I always try to demo. For 'everyday' teaching skis, I'm on them so much that I really have to love them in all sorts of conditions.
I've only bought two pairs of skis without trying that exact model. One was a really good deal on lightly used Blizzard 8.7 Magnums, which are pretty much universally adored. If I hated them I could have resold them for about what I paid, maybe losing $50-100 at most. The other was a crazy deal on closeout Fischer Watea 94s. I was able to try the next width down (84, I think?), and with that experience I felt comfortable buying the 94s.
Originally Posted by LiquidFeet
...There are lots of mountains here in NE which have no [on-mountiain demos]. You have to drive into town and rent a demo. Then drive back to the mountain and try it out. If you want to try another, back into the car and to the shop to change skis. Waaaaay too much shuffling around.
This is annoying, but I've done it a couple times. It's not so bad if you do two half-days and swap at lunchtime. Most shops can turn you around in 5-10 minutes, since they already have all your DIN info.
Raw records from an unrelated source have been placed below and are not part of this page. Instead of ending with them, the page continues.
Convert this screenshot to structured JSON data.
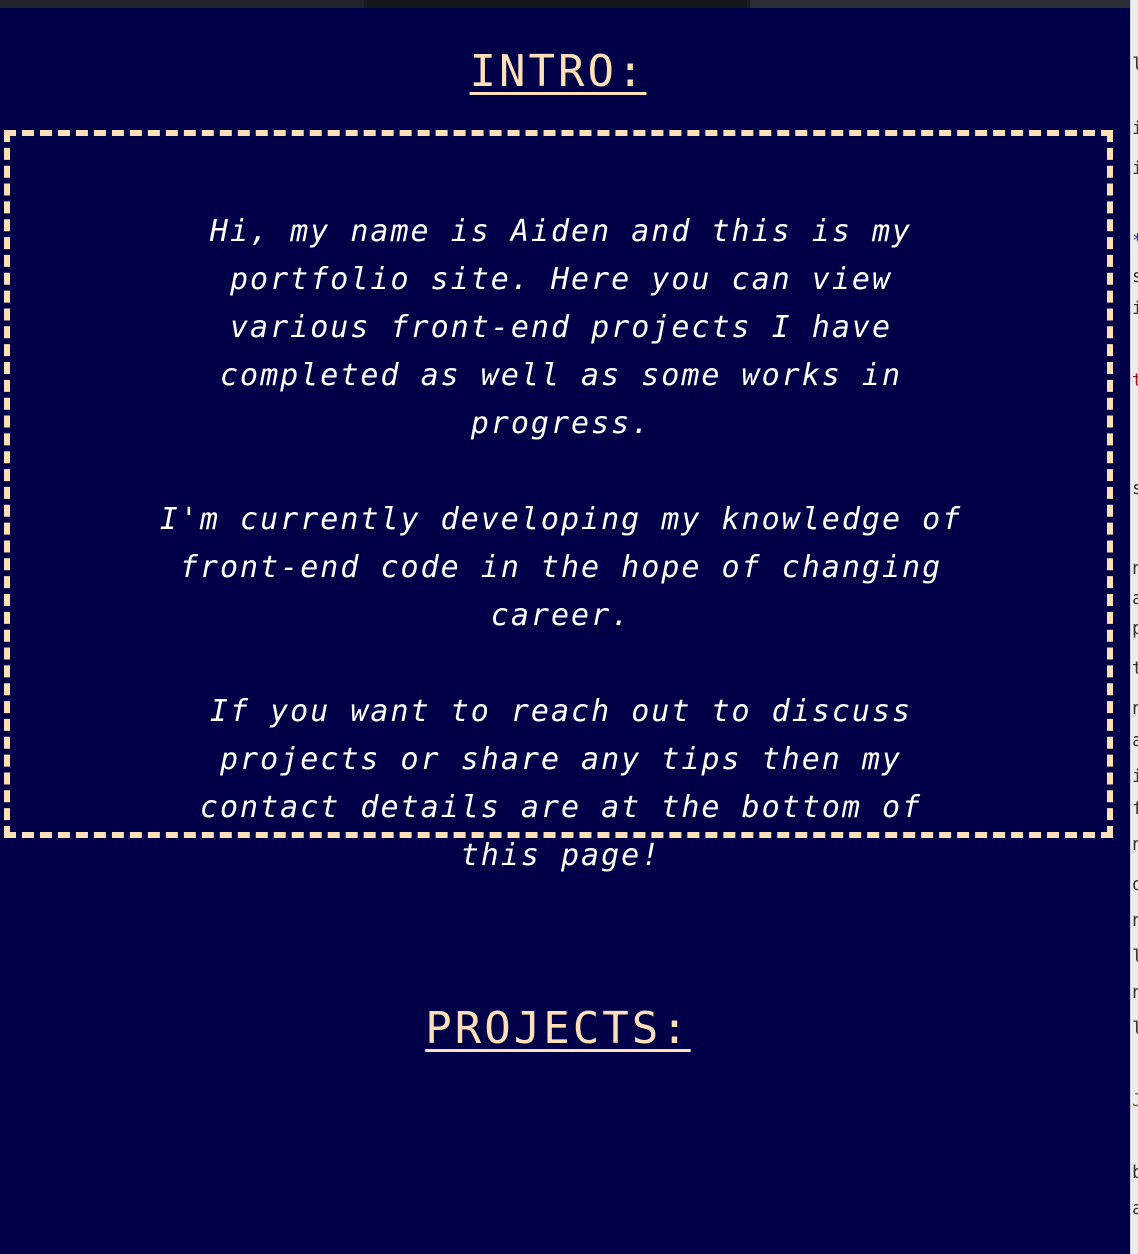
{
  "intro": {
    "heading": "INTRO:",
    "paragraphs": [
      "Hi, my name is Aiden and this is my portfolio site. Here you can view various front-end projects I have completed as well as some works in progress.",
      "I'm currently developing my knowledge of front-end code in the hope of changing career.",
      "If you want to reach out to discuss projects or share any tips then my contact details are at the bottom of this page!"
    ]
  },
  "projects": {
    "heading": "PROJECTS:"
  },
  "colors": {
    "background": "#000048",
    "accent": "#fde0b8",
    "text": "#ffffff"
  }
}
On a multi-day trip, you can stop at the shop every morning and try a different pair each day.
What if you want to buy new skis early season before they are sold out? Gotta buy untried.
Buying new is overrated. (Frankly, I'd never buy new at retail prices. I've only bought one brand-new current-year pair of skis even at pro discount pricing.) I'd say just look for a lightly used pair, or buy last year's model for a steep discount. If you insist on buying brand new very popular skis, you may have to pay the price for being on the cutting edge.
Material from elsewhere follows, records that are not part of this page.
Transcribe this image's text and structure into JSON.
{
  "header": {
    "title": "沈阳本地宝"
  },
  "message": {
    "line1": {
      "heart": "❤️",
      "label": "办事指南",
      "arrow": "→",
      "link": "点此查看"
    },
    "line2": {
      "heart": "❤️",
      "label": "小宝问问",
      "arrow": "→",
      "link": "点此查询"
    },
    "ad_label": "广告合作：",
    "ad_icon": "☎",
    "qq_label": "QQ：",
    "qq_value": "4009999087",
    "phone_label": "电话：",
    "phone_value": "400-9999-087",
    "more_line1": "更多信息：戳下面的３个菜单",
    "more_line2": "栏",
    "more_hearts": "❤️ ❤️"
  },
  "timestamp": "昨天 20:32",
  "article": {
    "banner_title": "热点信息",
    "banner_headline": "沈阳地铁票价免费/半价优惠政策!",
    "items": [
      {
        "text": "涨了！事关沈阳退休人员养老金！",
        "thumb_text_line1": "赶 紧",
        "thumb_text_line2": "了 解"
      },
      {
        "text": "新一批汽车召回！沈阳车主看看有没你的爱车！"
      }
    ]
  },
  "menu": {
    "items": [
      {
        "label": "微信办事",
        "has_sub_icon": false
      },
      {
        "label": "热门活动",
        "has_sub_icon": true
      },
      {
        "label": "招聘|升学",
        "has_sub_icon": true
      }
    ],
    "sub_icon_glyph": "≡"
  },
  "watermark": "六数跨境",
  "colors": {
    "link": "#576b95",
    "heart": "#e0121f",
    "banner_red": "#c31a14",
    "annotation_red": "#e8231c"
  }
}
If you depend on "demo days" at the mountain and you are a woman, forget it. The reps don't bring that many women's skis to our mountains here in NE.
That I don't have any personal experience with, but I often run into similar issues with size. I almost always want the longest length (since I'm 6'6"), and often they only have ones closer to the middle of the range.
Sometimes you have to just try something as similar as you can get and extrapolate. e.g. you could try the men's/unisex version of whatever ski you're interested in, maybe go down a size. Or if there's a softer version of the men's ski (one model down), you could try that. If you like the feel of the ski but want it softer, the women's version may be just right. If you hate the feel, the women's version probably won't be much different.